US dismisses call to give up IMF veto

ObamaThe Obama administration signalled it would not jeopardise the US power to veto the International Monetary Fund (IMF) decisions to achieve its goal of giving China and other emerging markets more clout at the lender, according to people familiar with the matter.

That message had been delivered by the IMF in Washington last month, where officials discussed how to overcome US congressional opposition to a 2010 plan to overhaul the lender’s voting structure.

A solution backed by Brazil would have enabled an end-run in Congress, while potentially sacrificing the veto the US has held since the Second World War.

With that option out, the people said, IMF members were considering a watered-down proposal that could alienate China and India, which are already challenging the postwar economic order by setting up their own lending and development institutions.

“I’m not at all surprised the US has rejected anything that puts its veto at risk,” said Edwin Truman, a former assistant US Treasury secretary for international affairs. Yet on the new alternate plan, “You can imagine some countries saying, ‘Why are we doing this at all?’”
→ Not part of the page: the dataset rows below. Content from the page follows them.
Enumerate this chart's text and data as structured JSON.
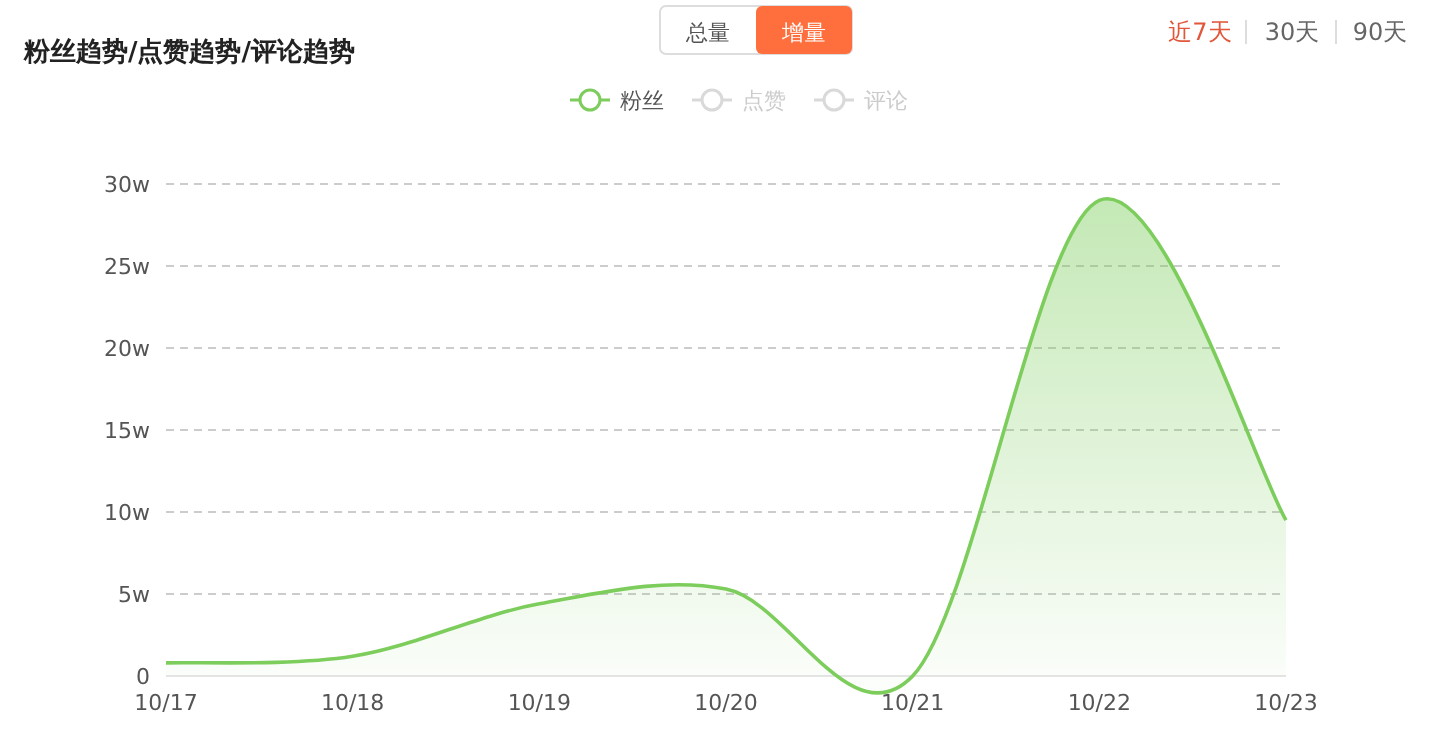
{
  "chart_data": {
    "type": "area",
    "title": "粉丝趋势/点赞趋势/评论趋势",
    "annotations": [
      "总量",
      "增量",
      "近7天",
      "30天",
      "90天"
    ],
    "categories": [
      "10/17",
      "10/18",
      "10/19",
      "10/20",
      "10/21",
      "10/22",
      "10/23"
    ],
    "series": [
      {
        "name": "粉丝",
        "color": "#7ccd5c",
        "values": [
          0.8,
          1.2,
          4.4,
          5.3,
          0,
          29,
          9.5
        ]
      },
      {
        "name": "点赞",
        "color": "#d9d9d9",
        "values": [
          null,
          null,
          null,
          null,
          null,
          null,
          null
        ]
      },
      {
        "name": "评论",
        "color": "#d9d9d9",
        "values": [
          null,
          null,
          null,
          null,
          null,
          null,
          null
        ]
      }
    ],
    "ylim": [
      0,
      30
    ],
    "yticks": [
      0,
      {
        "value": 5,
        "label": "5w"
      },
      {
        "value": 10,
        "label": "10w"
      },
      {
        "value": 15,
        "label": "15w"
      },
      {
        "value": 20,
        "label": "20w"
      },
      {
        "value": 25,
        "label": "25w"
      },
      {
        "value": 30,
        "label": "30w"
      }
    ],
    "grid": "y",
    "legend": "top",
    "marker": "none",
    "line_style": "solid"
  }
}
The Obama administration’s priority remains to secure Congress’s support for the 2010 plan, the Treasury department said.

Congress’s failure to ratify the changes “threatens US leadership and causes other nations, including some of our allies, to question our commitment to the IMF and other multilateral institutions”, Whitney Smith, a spokeswoman for the Treasury department, said, without referring to the US position on the measure that would threaten the country’s veto power.

IMF spokeswoman Simonetta Nardin would say only that the IMF “continues to work with the membership on an interim solution”.

The 2010 plan calls for increasing the emerging markets’ sway through a doubling of the IMF’s capital, with the US contribution subject to approval by the US Congress. Without that approval the plan would not have the support of the required 85% of members’ voting shares, because the US has 16.7%.

Voting rights are proportional to capital shares at the fund.

The option backed by Brazil and other countries would have pushed through changes without requiring Congress to ratify them. The catch was that the US veto over major IMF decisions may have been at risk if Congress failed to react by approving the 2010 plan, because the US voting share would potentially fall below the 15% threshold needed to maintain the power.

The international fund is now considering a capital increase of just 10%, said the people familiar with the matter.